High dynamic range (HDR) imaging provides the capability of handling real world lighting as opposed to the traditional low dynamic range (LDR) which struggles to accurately represent images with higher dynamic range. However, most imaging content is still available only in LDR. This paper presents a method for generating HDR content from LDR content based on deep Convolutional Neural Networks (CNNs) termed ExpandNet. ExpandNet accepts LDR images as input and generates images with an expanded range in an end-to-end fashion.

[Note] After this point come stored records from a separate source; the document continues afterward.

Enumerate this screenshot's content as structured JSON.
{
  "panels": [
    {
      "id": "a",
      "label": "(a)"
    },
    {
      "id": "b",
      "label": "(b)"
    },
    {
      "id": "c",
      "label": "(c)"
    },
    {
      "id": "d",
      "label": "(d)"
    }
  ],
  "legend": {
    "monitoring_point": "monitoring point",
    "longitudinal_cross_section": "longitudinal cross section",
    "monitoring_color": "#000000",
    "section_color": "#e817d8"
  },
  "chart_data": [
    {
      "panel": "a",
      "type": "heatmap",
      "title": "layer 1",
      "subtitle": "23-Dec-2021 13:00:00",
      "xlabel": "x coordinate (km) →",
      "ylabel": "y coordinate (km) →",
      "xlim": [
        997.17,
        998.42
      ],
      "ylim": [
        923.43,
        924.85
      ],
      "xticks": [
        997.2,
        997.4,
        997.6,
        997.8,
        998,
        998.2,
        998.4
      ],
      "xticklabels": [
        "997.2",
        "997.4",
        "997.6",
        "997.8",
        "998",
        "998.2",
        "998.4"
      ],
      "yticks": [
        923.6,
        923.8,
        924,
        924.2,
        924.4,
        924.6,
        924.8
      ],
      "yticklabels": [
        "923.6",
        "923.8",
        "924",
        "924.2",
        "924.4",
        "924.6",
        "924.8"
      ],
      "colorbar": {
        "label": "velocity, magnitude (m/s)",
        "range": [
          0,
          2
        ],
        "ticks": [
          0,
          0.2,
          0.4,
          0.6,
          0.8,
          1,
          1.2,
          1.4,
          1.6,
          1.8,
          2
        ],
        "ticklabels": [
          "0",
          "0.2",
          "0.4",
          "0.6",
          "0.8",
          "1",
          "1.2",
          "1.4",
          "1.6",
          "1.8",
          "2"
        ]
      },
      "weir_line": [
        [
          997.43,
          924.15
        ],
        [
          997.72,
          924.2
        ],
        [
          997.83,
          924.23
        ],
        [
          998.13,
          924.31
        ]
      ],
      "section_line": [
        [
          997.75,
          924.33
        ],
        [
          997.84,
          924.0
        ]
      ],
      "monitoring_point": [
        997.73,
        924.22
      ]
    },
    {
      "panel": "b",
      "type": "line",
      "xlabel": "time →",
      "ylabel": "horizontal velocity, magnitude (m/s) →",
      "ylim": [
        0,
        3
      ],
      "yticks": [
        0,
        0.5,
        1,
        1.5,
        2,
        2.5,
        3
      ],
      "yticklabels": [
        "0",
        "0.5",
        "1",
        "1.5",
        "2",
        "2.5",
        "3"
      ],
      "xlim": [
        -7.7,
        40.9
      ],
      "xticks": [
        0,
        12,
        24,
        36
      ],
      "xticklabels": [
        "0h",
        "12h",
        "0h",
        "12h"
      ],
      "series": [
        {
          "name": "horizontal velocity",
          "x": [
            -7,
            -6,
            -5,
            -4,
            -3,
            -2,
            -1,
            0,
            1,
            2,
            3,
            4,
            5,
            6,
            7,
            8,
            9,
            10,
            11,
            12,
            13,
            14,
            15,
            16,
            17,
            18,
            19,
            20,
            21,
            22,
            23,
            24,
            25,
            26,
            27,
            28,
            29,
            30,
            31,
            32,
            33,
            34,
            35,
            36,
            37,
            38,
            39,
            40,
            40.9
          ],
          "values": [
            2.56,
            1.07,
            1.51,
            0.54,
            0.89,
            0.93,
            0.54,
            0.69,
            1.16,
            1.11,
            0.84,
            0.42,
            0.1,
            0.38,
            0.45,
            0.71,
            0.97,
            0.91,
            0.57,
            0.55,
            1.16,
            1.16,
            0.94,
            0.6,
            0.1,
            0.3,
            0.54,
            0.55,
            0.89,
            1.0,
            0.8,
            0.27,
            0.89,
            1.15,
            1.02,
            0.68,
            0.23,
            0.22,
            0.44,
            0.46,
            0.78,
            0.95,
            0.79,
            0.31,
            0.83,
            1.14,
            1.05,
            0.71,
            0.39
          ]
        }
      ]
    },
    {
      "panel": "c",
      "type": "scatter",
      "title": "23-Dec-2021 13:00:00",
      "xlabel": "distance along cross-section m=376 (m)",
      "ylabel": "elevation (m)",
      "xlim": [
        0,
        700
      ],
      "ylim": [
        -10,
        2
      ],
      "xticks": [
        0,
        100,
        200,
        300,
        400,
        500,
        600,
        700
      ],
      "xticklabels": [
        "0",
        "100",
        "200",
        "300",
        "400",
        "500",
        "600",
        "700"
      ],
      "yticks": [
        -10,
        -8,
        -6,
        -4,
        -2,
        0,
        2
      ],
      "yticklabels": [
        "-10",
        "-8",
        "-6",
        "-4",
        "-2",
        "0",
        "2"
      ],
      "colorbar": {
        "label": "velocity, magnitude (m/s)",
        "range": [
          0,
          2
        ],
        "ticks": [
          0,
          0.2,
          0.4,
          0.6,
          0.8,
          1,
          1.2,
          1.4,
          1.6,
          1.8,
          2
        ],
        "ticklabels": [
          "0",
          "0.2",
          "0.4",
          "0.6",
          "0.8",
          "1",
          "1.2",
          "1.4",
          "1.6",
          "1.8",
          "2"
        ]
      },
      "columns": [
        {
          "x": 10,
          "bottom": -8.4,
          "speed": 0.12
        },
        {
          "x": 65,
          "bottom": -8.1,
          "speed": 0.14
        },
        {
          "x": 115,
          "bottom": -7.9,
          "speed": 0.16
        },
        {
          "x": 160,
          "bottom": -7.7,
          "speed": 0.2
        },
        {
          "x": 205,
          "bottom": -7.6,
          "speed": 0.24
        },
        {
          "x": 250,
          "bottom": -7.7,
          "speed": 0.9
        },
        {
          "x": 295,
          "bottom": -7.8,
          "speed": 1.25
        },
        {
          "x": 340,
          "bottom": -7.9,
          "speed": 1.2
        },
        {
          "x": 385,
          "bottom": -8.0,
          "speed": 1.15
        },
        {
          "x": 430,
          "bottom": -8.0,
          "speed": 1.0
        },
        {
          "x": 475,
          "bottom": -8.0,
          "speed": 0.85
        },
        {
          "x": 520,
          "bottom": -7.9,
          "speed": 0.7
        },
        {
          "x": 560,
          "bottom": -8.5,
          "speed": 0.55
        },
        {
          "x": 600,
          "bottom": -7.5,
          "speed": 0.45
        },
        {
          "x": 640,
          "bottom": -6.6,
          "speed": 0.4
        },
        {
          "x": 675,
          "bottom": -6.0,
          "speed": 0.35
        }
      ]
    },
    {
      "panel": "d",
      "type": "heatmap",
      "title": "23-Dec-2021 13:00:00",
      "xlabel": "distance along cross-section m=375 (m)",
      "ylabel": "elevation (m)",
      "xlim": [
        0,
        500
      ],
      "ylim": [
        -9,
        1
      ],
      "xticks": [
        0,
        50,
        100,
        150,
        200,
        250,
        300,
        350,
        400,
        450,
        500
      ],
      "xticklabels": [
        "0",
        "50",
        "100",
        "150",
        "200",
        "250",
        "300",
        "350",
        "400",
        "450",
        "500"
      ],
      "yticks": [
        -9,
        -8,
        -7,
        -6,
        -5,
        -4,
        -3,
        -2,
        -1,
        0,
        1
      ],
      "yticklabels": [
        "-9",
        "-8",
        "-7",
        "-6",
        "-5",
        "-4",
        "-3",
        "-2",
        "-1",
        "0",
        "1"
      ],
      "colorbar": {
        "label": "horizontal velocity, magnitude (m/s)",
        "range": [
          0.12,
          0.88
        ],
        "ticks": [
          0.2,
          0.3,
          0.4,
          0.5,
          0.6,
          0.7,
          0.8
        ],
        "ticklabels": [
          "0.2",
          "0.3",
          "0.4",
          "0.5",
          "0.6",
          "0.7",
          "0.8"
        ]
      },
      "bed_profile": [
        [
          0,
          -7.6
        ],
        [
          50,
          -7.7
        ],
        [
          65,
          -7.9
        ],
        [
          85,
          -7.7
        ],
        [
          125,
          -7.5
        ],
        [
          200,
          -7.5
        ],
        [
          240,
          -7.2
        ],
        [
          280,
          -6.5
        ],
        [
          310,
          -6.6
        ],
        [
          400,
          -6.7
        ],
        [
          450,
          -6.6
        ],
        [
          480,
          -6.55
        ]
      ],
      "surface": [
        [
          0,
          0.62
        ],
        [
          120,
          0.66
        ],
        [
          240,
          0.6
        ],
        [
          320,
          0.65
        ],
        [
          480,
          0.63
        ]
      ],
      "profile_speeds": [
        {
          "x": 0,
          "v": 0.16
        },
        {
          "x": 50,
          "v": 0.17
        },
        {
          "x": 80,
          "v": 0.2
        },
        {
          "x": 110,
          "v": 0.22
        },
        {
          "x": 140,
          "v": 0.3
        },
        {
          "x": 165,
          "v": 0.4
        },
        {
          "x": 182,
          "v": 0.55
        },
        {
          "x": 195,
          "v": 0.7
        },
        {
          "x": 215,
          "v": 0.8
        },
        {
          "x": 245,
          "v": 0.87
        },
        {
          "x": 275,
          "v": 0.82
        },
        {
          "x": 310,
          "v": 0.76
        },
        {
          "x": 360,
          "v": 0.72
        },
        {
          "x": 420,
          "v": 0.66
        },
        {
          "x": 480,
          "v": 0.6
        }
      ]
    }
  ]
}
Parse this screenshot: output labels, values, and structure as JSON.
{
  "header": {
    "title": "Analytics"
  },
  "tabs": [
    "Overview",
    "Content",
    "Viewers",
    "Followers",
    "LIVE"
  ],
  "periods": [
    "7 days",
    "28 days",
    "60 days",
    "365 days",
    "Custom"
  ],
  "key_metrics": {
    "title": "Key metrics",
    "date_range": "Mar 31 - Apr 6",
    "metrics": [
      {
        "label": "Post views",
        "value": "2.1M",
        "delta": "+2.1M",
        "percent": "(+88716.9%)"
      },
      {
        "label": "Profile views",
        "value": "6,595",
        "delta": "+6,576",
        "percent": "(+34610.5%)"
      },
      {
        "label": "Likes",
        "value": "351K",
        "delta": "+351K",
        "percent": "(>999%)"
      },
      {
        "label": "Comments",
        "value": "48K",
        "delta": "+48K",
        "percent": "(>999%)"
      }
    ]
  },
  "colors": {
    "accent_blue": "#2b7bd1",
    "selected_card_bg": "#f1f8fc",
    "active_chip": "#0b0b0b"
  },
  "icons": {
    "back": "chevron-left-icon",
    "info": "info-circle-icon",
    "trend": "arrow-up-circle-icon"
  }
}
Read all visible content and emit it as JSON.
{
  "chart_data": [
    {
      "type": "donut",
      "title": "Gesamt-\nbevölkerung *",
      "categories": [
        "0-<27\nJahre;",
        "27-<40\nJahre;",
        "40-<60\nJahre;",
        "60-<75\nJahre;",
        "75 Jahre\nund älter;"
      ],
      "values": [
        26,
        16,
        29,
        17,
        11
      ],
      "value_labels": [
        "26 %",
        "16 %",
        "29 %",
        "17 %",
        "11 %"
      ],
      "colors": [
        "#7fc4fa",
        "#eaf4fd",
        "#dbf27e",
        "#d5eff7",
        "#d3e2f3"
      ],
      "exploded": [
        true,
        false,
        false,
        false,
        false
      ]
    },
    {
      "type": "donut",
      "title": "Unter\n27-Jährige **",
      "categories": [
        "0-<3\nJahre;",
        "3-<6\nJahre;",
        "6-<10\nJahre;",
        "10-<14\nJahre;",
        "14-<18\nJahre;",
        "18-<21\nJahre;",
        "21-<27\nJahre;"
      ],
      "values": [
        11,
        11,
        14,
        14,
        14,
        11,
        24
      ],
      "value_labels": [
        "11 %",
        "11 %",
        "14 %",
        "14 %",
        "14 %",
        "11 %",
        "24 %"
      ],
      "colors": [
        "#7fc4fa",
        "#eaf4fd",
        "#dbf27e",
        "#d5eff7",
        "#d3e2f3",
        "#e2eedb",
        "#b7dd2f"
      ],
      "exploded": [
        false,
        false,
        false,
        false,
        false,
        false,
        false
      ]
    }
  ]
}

The model attempts to reconstruct missing information that was lost from the original signal due to quantization, clipping, tone mapping or gamma correction. The added information is reconstructed from learned features, as the network is trained in a supervised fashion using a dataset of HDR images. The approach is fully automatic and data driven; it does not require any heuristics or human expertise. ExpandNet uses a multiscale architecture which avoids the use of upsampling layers to improve image quality. The method performs well compared to expansion/inverse tone mapping operators quantitatively on multiple metrics, even for badly exposed inputs.